Hosting and Integration Strategies

Once your microfrontend is packaged as a custom element, the next step is to host and dynamically load it into your container application.

Hosting Microfrontends

Microfrontends can be hosted independently, each on its own server or domain. This setup allows for separate deployment and versioning, enhancing the autonomy of each microfrontend.

Dynamic Loading

To dynamically load a microfrontend at runtime, the container application needs to retrieve and display the custom element. This can be achieved through various methods, such as:

  • Direct Script Loading: Use a <script> tag to load the microfrontend bundle. This method is straightforward but less dynamic.

  • Dynamic Imports: Utilize JavaScript's dynamic import() to load microfrontends on demand. This approach is more flexible and supports code splitting.

Integrating Microfrontends

Integration involves not just loading microfrontends but also ensuring they work together seamlessly. Key considerations include:

  • Navigation: Coordinate route changes between the container and microfrontends. Techniques like URL-based routing can help manage which microfrontend is displayed based on the browser's URL.

  • Communication: Establish a communication channel between microfrontends. Custom Events, Shared Libraries (like RxJS), or State Management Libraries can facilitate interaction, especially for shared state or cross-microfrontend events.
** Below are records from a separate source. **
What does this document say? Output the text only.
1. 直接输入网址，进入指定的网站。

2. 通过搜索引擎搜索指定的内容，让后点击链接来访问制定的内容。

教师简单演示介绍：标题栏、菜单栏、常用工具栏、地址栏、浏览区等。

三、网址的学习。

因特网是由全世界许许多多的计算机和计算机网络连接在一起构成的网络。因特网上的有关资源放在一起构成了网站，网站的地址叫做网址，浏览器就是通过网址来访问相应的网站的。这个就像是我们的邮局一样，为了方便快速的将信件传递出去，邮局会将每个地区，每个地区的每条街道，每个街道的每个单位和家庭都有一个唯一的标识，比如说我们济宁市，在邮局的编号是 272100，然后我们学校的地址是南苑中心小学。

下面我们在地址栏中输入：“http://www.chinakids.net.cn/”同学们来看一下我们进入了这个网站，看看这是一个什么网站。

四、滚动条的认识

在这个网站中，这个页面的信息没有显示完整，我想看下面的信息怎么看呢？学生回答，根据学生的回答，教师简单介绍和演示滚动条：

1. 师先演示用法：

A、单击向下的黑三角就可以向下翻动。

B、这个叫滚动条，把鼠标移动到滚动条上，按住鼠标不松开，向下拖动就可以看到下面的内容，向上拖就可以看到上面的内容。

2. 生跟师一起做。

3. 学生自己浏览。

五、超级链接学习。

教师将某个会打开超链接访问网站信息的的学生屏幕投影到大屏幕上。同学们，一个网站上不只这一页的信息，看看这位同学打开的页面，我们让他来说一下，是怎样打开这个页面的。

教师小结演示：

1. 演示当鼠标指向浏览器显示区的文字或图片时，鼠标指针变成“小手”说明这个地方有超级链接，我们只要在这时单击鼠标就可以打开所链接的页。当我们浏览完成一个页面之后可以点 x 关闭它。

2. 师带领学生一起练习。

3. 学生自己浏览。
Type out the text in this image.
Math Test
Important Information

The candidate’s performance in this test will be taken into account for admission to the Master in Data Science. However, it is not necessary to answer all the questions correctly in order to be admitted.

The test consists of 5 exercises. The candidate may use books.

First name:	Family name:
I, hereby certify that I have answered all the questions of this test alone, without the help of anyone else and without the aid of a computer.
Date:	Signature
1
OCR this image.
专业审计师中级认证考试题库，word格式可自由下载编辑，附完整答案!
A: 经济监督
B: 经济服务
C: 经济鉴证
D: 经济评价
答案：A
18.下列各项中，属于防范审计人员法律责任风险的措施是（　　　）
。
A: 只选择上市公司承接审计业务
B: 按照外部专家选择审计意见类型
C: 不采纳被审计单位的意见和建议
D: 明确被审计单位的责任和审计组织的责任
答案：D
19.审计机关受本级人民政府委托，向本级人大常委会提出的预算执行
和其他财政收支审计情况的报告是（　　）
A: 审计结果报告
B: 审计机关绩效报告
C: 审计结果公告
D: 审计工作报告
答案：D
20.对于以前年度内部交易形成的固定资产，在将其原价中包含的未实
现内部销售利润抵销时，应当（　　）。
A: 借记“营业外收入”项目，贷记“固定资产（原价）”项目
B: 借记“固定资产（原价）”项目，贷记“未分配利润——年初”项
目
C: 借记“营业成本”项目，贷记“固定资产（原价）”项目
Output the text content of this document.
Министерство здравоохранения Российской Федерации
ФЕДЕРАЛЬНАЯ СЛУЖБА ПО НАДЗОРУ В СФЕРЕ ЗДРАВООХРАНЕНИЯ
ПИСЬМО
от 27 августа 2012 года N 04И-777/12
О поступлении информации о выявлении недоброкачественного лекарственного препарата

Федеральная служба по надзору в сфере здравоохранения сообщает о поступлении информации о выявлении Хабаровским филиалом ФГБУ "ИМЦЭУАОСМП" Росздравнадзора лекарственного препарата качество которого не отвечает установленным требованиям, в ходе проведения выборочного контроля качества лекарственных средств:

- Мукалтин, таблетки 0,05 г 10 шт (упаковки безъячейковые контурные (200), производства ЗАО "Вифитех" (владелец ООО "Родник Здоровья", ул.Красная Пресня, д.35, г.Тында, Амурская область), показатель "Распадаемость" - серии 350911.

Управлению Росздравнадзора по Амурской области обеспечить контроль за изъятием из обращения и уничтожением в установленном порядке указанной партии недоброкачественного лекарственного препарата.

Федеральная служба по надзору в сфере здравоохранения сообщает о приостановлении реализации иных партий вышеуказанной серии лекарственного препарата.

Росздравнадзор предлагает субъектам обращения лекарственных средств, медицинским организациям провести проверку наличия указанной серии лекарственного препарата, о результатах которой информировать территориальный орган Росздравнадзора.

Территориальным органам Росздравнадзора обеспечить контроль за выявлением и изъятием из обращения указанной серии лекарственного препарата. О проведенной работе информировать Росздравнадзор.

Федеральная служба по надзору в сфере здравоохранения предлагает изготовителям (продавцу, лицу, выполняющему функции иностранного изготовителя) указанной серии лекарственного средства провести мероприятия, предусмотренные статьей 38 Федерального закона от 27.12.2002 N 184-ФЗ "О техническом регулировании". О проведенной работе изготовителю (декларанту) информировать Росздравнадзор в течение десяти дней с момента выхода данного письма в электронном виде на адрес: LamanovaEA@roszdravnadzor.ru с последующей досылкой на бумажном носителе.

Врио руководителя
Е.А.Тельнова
Implementing microfrontends in Angular, particularly through Angular Elements, offers a structured yet flexible approach to developing scalable and maintainable web applications. By encapsulating features as standalone components and employing strategic hosting and integration techniques, you can achieve a modular architecture that supports independent development and deployment. As we continue in this series, we'll dive deeper into advanced topics and explore real-world case studies to illustrate the power and potential of microfrontends.